On the land side Djidda has two gates; the Bab Mekka on the east side,
and Bab el Medina on the north. A small gate in the south wall has
lately been filled up. The area inclosed by the new wall (about three
thousand paces in circuit) and the sea, is not entirely covered with
buildings. A broad piece of open ground extends the whole length of the
interior of the wall; and there is, besides, a good deal of waste ground
near the Bab el Medina, and on the southern extremity. Having traversed
this open space in coming from the gate, you enter the suburbs,
comprising only huts formed of reeds, rushes, and brushwood, and
encircling the inner town, which consists of stone buildings. The huts
are chiefly inhabited by Bedouins, or poor peasants and labourers, who
live here completely after the Bedouin fashion.

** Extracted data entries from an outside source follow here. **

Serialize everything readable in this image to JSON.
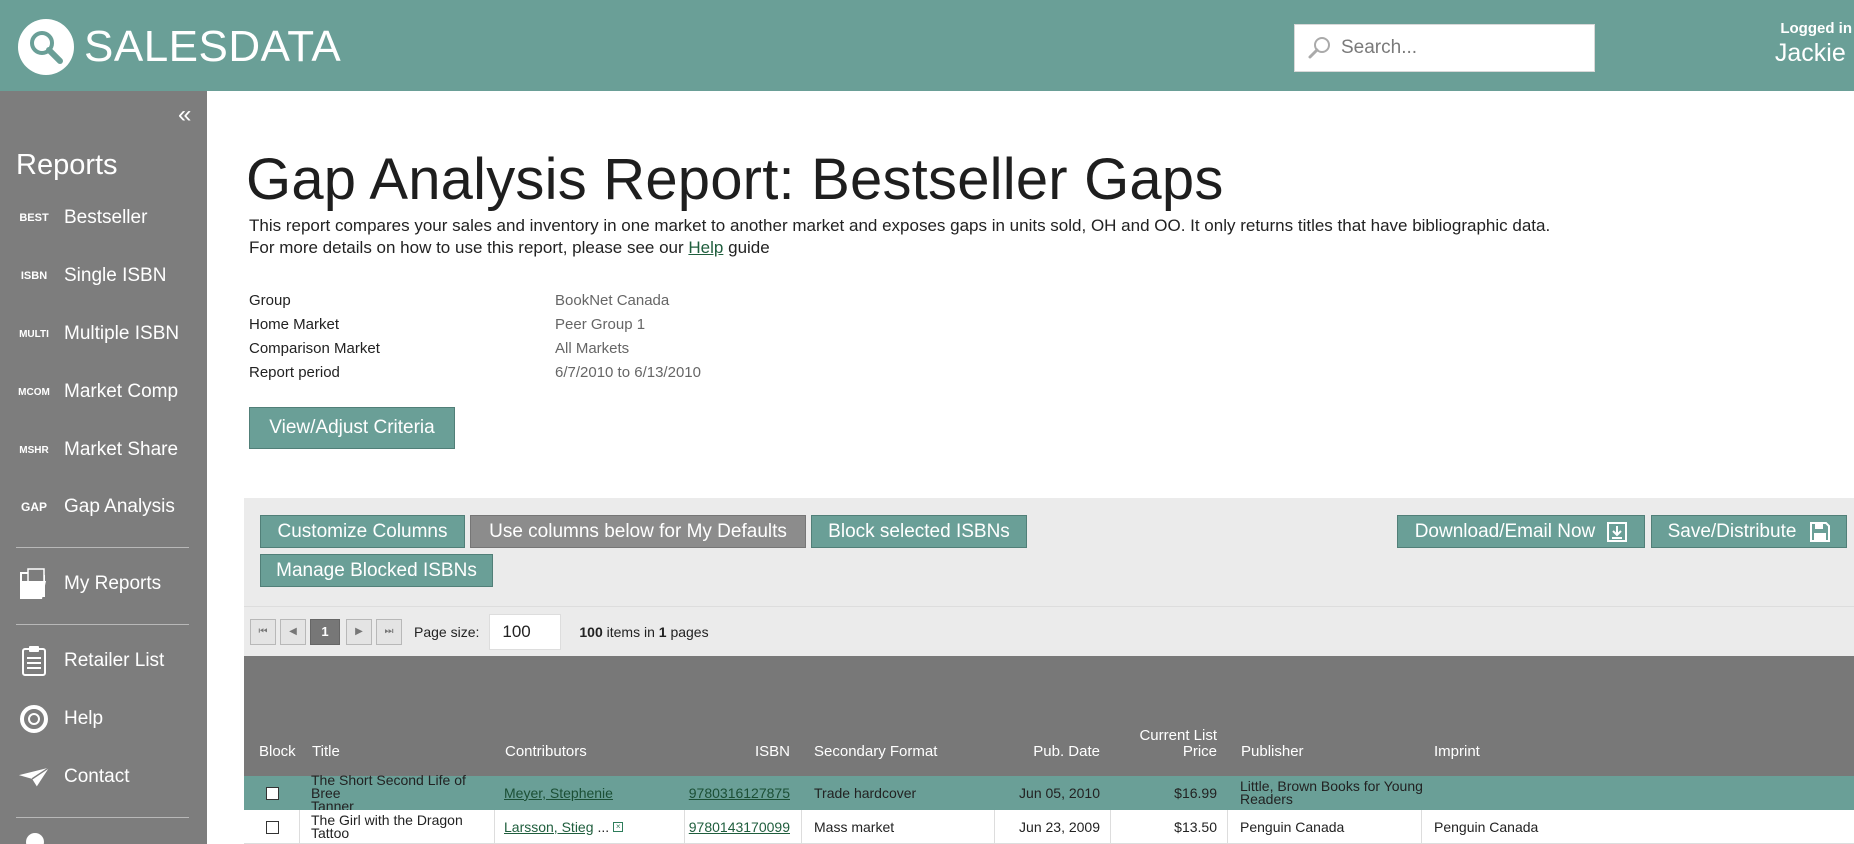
{
  "header": {
    "brand": "SALESDATA",
    "search_placeholder": "Search...",
    "logged_in_label": "Logged in",
    "user_name": "Jackie F"
  },
  "sidebar": {
    "heading": "Reports",
    "items": [
      {
        "icon": "BEST",
        "label": "Bestseller"
      },
      {
        "icon": "ISBN",
        "label": "Single ISBN"
      },
      {
        "icon": "MULTI",
        "label": "Multiple ISBN"
      },
      {
        "icon": "MCOM",
        "label": "Market Comp"
      },
      {
        "icon": "MSHR",
        "label": "Market Share"
      },
      {
        "icon": "GAP",
        "label": "Gap Analysis"
      }
    ],
    "my_reports": "My Reports",
    "retailer_list": "Retailer List",
    "help": "Help",
    "contact": "Contact"
  },
  "report": {
    "title": "Gap Analysis Report: Bestseller Gaps",
    "desc_line1": "This report compares your sales and inventory in one market to another market and exposes gaps in units sold, OH and OO. It only returns titles that have bibliographic data.",
    "desc_line2_prefix": "For more details on how to use this report, please see our",
    "desc_help_link": "Help",
    "desc_line2_suffix": "guide",
    "criteria": [
      {
        "label": "Group",
        "value": "BookNet Canada"
      },
      {
        "label": "Home Market",
        "value": "Peer Group 1"
      },
      {
        "label": "Comparison Market",
        "value": "All Markets"
      },
      {
        "label": "Report period",
        "value": "6/7/2010 to 6/13/2010"
      }
    ],
    "adjust_button": "View/Adjust Criteria"
  },
  "toolbar": {
    "customize": "Customize Columns",
    "defaults": "Use columns below for My Defaults",
    "block": "Block selected ISBNs",
    "manage": "Manage Blocked ISBNs",
    "download": "Download/Email Now",
    "save": "Save/Distribute"
  },
  "pager": {
    "current_page": "1",
    "page_size_label": "Page size:",
    "page_size": "100",
    "items_count": "100",
    "items_text": "items in",
    "pages_count": "1",
    "pages_text": "pages"
  },
  "table": {
    "headers": {
      "block": "Block",
      "title": "Title",
      "contributors": "Contributors",
      "isbn": "ISBN",
      "format": "Secondary Format",
      "pubdate": "Pub. Date",
      "price_l1": "Current List",
      "price_l2": "Price",
      "publisher": "Publisher",
      "imprint": "Imprint"
    },
    "rows": [
      {
        "title_l1": "The Short Second Life of Bree",
        "title_l2": "Tanner",
        "contributor": "Meyer, Stephenie",
        "isbn": "9780316127875",
        "format": "Trade hardcover",
        "pubdate": "Jun 05, 2010",
        "price": "$16.99",
        "publisher_l1": "Little, Brown Books for Young",
        "publisher_l2": "Readers",
        "imprint": ""
      },
      {
        "title_l1": "The Girl with the Dragon Tattoo",
        "title_l2": "",
        "contributor": "Larsson, Stieg",
        "contributor_more": "...",
        "isbn": "9780143170099",
        "format": "Mass market",
        "pubdate": "Jun 23, 2009",
        "price": "$13.50",
        "publisher_l1": "Penguin Canada",
        "publisher_l2": "",
        "imprint": "Penguin Canada"
      }
    ]
  }
}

Similar quarters for
people of this description may be found in every town of Arabia. The
interior of Djidda is divided into different districts. The people of
Sowakin, who frequent this place, reside near the Bab el Medina; their
quarters are called Haret e Sowakiny. Here they live in a few poor
houses, but principally under huts, to which the lowest class of people
frequently resort, as many public women reside here, and those who sell
the intoxicating beverage called Boosa. The most respectable inhabitants
have their quarters near the sea, where a long street, running parallel
to the shore, appears lined with shops, and affords many khans
constantly and exclusively frequented by the merchants.